Au regard des enjeux économiques, sociaux et environnementaux auxquels les entreprises du numérique font face aujourd’hui, il y a un besoin d’évoluer vers un écosystème de pratiques et modèles plus équilibrés, et davantage de partenariats gagnant-gagnant entre clients et fournisseurs. La voie de l’open source est l’une des pistes alternatives qui s’ouvrent sur le marché. A titre d’exemple Cheops Technology, spécialiste du cloud computing en France, a lancé récemment un automate de migration des bases de données Oracle vers son équivalent PostGreSQL. Il est à noter, toutefois, qu’il est relativement facile de trouver des solutions techniques, voire des commodities simples, en open source mais que cela reste plus questionnable sur des solutions de plus haut niveau de valeur ajoutée métier, comme une GRC par exemple, surtout pour de grandes organisations.

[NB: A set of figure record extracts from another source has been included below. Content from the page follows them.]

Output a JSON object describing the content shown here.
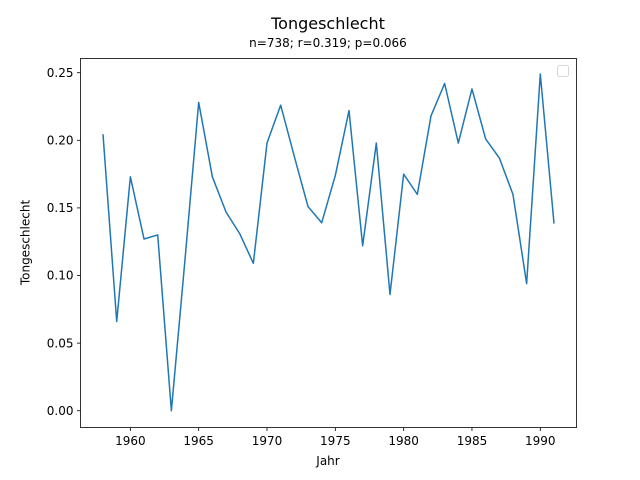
{
  "figure": {
    "title": "Tongeschlecht",
    "subtitle": "n=738; r=0.319; p=0.066"
  },
  "chart_data": {
    "type": "line",
    "title": "Tongeschlecht",
    "subtitle": "n=738; r=0.319; p=0.066",
    "xlabel": "Jahr",
    "ylabel": "Tongeschlecht",
    "xlim": [
      1956.35,
      1992.65
    ],
    "ylim": [
      -0.0124,
      0.2605
    ],
    "xticks": [
      1960,
      1965,
      1970,
      1975,
      1980,
      1985,
      1990
    ],
    "xtick_labels": [
      "1960",
      "1965",
      "1970",
      "1975",
      "1980",
      "1985",
      "1990"
    ],
    "yticks": [
      0.0,
      0.05,
      0.1,
      0.15,
      0.2,
      0.25
    ],
    "ytick_labels": [
      "0.00",
      "0.05",
      "0.10",
      "0.15",
      "0.20",
      "0.25"
    ],
    "grid": false,
    "legend": {
      "location": "top-right",
      "entries": []
    },
    "series": [
      {
        "color": "#1f77b4",
        "x": [
          1958,
          1959,
          1960,
          1961,
          1962,
          1963,
          1964,
          1965,
          1966,
          1967,
          1968,
          1969,
          1970,
          1971,
          1972,
          1973,
          1974,
          1975,
          1976,
          1977,
          1978,
          1979,
          1980,
          1981,
          1982,
          1983,
          1984,
          1985,
          1986,
          1987,
          1988,
          1989,
          1990,
          1991
        ],
        "y": [
          0.204,
          0.066,
          0.173,
          0.127,
          0.13,
          0.0,
          0.112,
          0.228,
          0.173,
          0.147,
          0.131,
          0.109,
          0.198,
          0.226,
          0.188,
          0.151,
          0.139,
          0.174,
          0.222,
          0.122,
          0.198,
          0.086,
          0.175,
          0.16,
          0.218,
          0.242,
          0.198,
          0.238,
          0.201,
          0.187,
          0.16,
          0.094,
          0.249,
          0.139
        ]
      }
    ]
  }
}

Enfin, les développements in-house constituent une autre voie de plus en plus adoptée par les entreprises en recherche d’alternatives pour déployer des solutions à coûts maîtrisables, tout en gardant la propriété de leurs solutions et la capacité à les valoriser sur le marché. Mais n’était-ce pas justement ce qu’on voulait éviter en adoptant des solutions SaaS ?

Une bonne pratique est assurément d’éviter de réinventer la roue. Idéalement en partant de briques existantes pour les socles de base de manière à ne développer in-house que ce qui reste spécifique et à valeur ajoutée business.

Une autre bonne pratique est d'investir dans le cloud hybride pour classer et adresser spécifiquement les risques sécuritaires et exigences en matière de conformité et d’audit.

L’open source fournit dans les deux cas des briques technologiques et/ou fonctionnelles très utiles. Quitte à participer aux projets pour assurer leur évolution dans le sens souhaité... et jouer le jeu d’un écosystème vertueux en contribuant au pot commun.